Footnotes to Plato from the foothills of the Superstition Mountains

Truth Is Absolute! Part Two

Part One is here.

Michael Krausz, "Relativism and Beyond" in Relativism, Suffering and Beyond, eds. Bilimoria and Mohanty (Oxford, 1997), pp. 97-98:

The classical 'self-refuting' argument against relativism runs roughly along the following lines. If relativism is true then the thesis of relativism itself must be relatively true. It would be contradictory to affirm that relativism is true in an absolute sense. But while one could affirm that relativism is true in a relative sense, the counter-argument goes, to say that relativism is only relatively true has no general force. In order for the thesis to have general force it should include itself and should be presumed to be absolutely true. But that, again, would be contradictory.

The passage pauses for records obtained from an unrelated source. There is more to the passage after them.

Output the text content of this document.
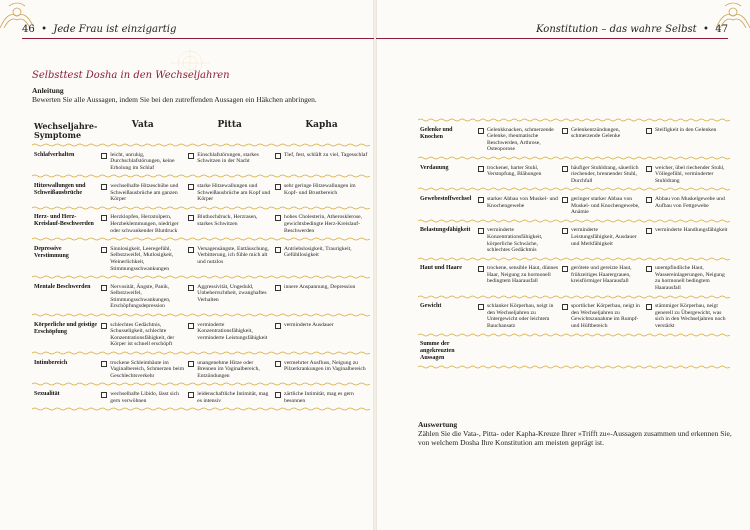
46 • Jede Frau ist einzigartig
Selbsttest Dosha in den Wechseljahren
Anleitung
Bewerten Sie alle Aussagen, indem Sie bei den zutreffenden Aussagen ein Häkchen anbringen.
Wechseljahre-Symptome	Vata	Pitta	Kapha

Schlafverhalten	leicht, unruhig, Durchschlafstörungen, keine Erholung im Schlaf	Einschlafstörungen, starkes Schwitzen in der Nacht	Tief, fest, schläft zu viel, Tagesschlaf

Hitzewallungen und Schweißausbrüche	wechselhafte Hitzeschübe und Schweißausbrüche am ganzen Körper	starke Hitzewallungen und Schweißausbrüche am Kopf und Körper	sehr geringe Hitzewallungen im Kopf- und Brustbereich

Herz- und Herz-Kreislauf-Beschwerden	Herzklopfen, Herzstolpern, Herzbeklemmungen, niedriger oder schwankender Blutdruck	Bluthochdruck, Herzrasen, starkes Schwitzen	hohes Cholesterin, Atherosklerose, gewichtsbedingte Herz-Kreislauf-Beschwerden

Depressive Verstimmung	Sinnlosigkeit, Leeregefühl, Selbstzweifel, Mutlosigkeit, Weinerlichkeit, Stimmungsschwankungen	Versagensängste, Enttäuschung, Verbitterung, ich fühle mich alt und nutzlos	Antriebslosigkeit, Traurigkeit, Gefühllosigkeit

Mentale Beschwerden	Nervosität, Ängste, Panik, Selbstzweifel, Stimmungsschwankungen, Erschöpfungsdepression	Aggressivität, Ungeduld, Unbeherrschtheit, zwanghaftes Verhalten	innere Anspannung, Depression

Körperliche und geistige Erschöpfung	schlechtes Gedächtnis, Schusseligkeit, schlechte Konzentrationsfähigkeit, der Körper ist schnell erschöpft	verminderte Konzentrationsfähigkeit, verminderte Leistungsfähigkeit	verminderte Ausdauer

Intimbereich	trockene Schleimhäute im Vaginalbereich, Schmerzen beim Geschlechtsverkehr	unangenehme Hitze oder Brennen im Vaginalbereich, Entzündungen	vermehrter Ausfluss, Neigung zu Pilzerkrankungen im Vaginalbereich

Sexualität	wechselhafte Libido, lässt sich gern verwöhnen	leidenschaftliche Intimität, mag es intensiv	zärtliche Intimität, mag es gern besonnen

Konstitution – das wahre Selbst • 47

Gelenke und Knochen	Gelenkknacken, schmerzende Gelenke, rheumatische Beschwerden, Arthrose, Osteoporose	Gelenkentzündungen, schmerzende Gelenke	Steifigkeit in den Gelenken

Verdauung	trockener, harter Stuhl, Verstopfung, Blähungen	häufiger Stuhldrang, säuerlich riechender, brennender Stuhl, Durchfall	weicher, übel riechender Stuhl, Völlegefühl, verminderter Stuhldrang

Gewebestoffwechsel	starker Abbau von Muskel- und Knochengewebe	geringer starker Abbau von Muskel- und Knochengewebe, Anämie	Abbau von Muskelgewebe und Aufbau von Fettgewebe

Belastungsfähigkeit	verminderte Konzentrationsfähigkeit, körperliche Schwäche, schlechtes Gedächtnis	verminderte Leistungsfähigkeit, Ausdauer und Merkfähigkeit	verminderte Handlungsfähigkeit

Haut und Haare	trockene, sensible Haut, dünnes Haar, Neigung zu hormonell bedingtem Haarausfall	gerötete und gereizte Haut, frühzeitiges Haarergrauen, kreisförmiger Haarausfall	unempfindliche Haut, Wassereinlagerungen, Neigung zu hormonell bedingtem Haarausfall

Gewicht	schlanker Körperbau, neigt in den Wechseljahren zu Untergewicht oder leichtem Bauchansatz	sportlicher Körperbau, neigt in den Wechseljahren zu Gewichtszunahme im Rumpf- und Hüftbereich	stämmiger Körperbau, neigt generell zu Übergewicht, was sich in den Wechseljahren noch verstärkt

Summe der angekreuzten Aussagen	

Auswertung
Zählen Sie die Vata-, Pitta- oder Kapha-Kreuze Ihrer »Trifft zu«-Aussagen zusammen und erkennen Sie, von welchem Dosha Ihre Konstitution am meisten geprägt ist.
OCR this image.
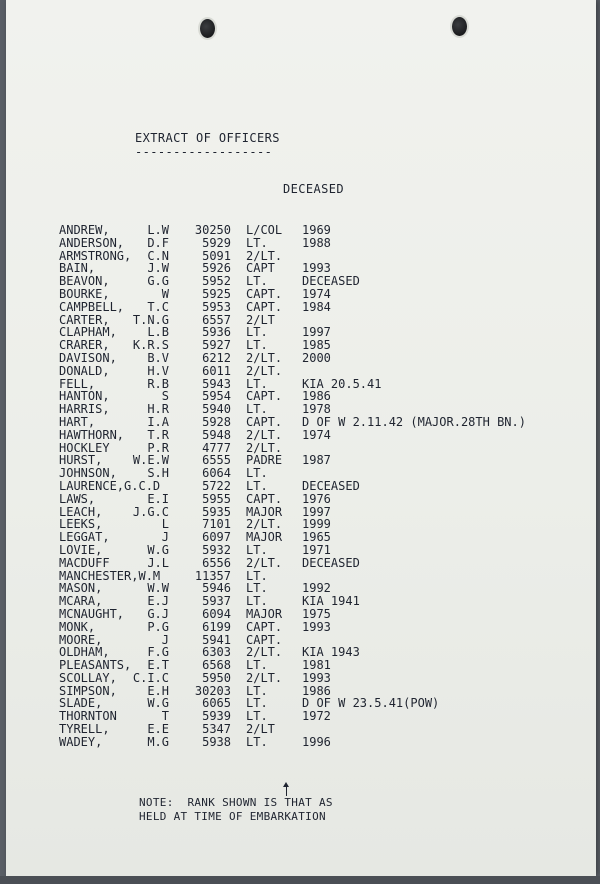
EXTRACT OF OFFICERS
------------------
DECEASED
ANDREW,	L.W	30250 L/COL 1969
ANDERSON,	D.F	5929 LT.	1988
ARMSTRONG,	C.N	5091 2/LT.
BAIN,	J.W	5926 CAPT 1993
BEAVON,	G.G	5952 LT.	DECEASED
BOURKE,	W	5925 CAPT. 1974
CAMPBELL,	T.C	5953 CAPT. 1984
CARTER,	T.N.G	6557 2/LT
CLAPHAM,	L.B	5936 LT.	1997
CRARER,	K.R.S	5927 LT.	1985
DAVISON,	B.V	6212 2/LT. 2000
DONALD,	H.V	6011 2/LT.
FELL,	R.B	5943 LT.	KIA 20.5.41
HANTON,	S	5954 CAPT. 1986
HARRIS,	H.R	5940 LT.	1978
HART,	I.A	5928 CAPT. D OF W 2.11.42 (MAJOR.28TH BN.)
HAWTHORN,	T.R	5948 2/LT. 1974
HOCKLEY	P.R	4777 2/LT.
HURST,	W.E.W	6555 PADRE 1987
JOHNSON,	S.H	6064 LT.
LAURENCE,G.C.D	5722 LT.	DECEASED
LAWS,	E.I	5955 CAPT. 1976
LEACH,	J.G.C	5935 MAJOR 1997
LEEKS,	L	7101 2/LT. 1999
LEGGAT,	J	6097 MAJOR 1965
LOVIE,	W.G	5932 LT.	1971
MACDUFF	J.L	6556 2/LT. DECEASED
MANCHESTER,W.M	11357 LT.
MASON,	W.W	5946 LT.	1992
MCARA,	E.J	5937 LT.	KIA 1941
MCNAUGHT,	G.J	6094 MAJOR 1975
MONK,	P.G	6199 CAPT. 1993
MOORE,	J	5941 CAPT.
OLDHAM,	F.G	6303 2/LT. KIA 1943
PLEASANTS,	E.T	6568 LT.	1981
SCOLLAY,	C.I.C	5950 2/LT. 1993
SIMPSON,	E.H	30203 LT.	1986
SLADE,	W.G	6065 LT.	D OF W 23.5.41(POW)
THORNTON	T	5939 LT.	1972
TYRELL,	E.E	5347 2/LT
WADEY,	M.G	5938 LT.	1996
NOTE:  RANK SHOWN IS THAT AS
HELD AT TIME OF EMBARKATION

In response . . . one might observe that there is no reason to rule out of court any non-general thesis of relativism. That is, the claim that the thesis of relativism is a thesis embraced locally does not itself show that it has no content or is not locally defensible. Local knowledge is knowledge nonetheless. Rather along lines suggested by Nelson Goodman, the aim of justifying local claims, including the thesis of relativism itself, need not be the establishment of of a general or a universal or an absolutist claim but may well be in the name of unpacking local understanding.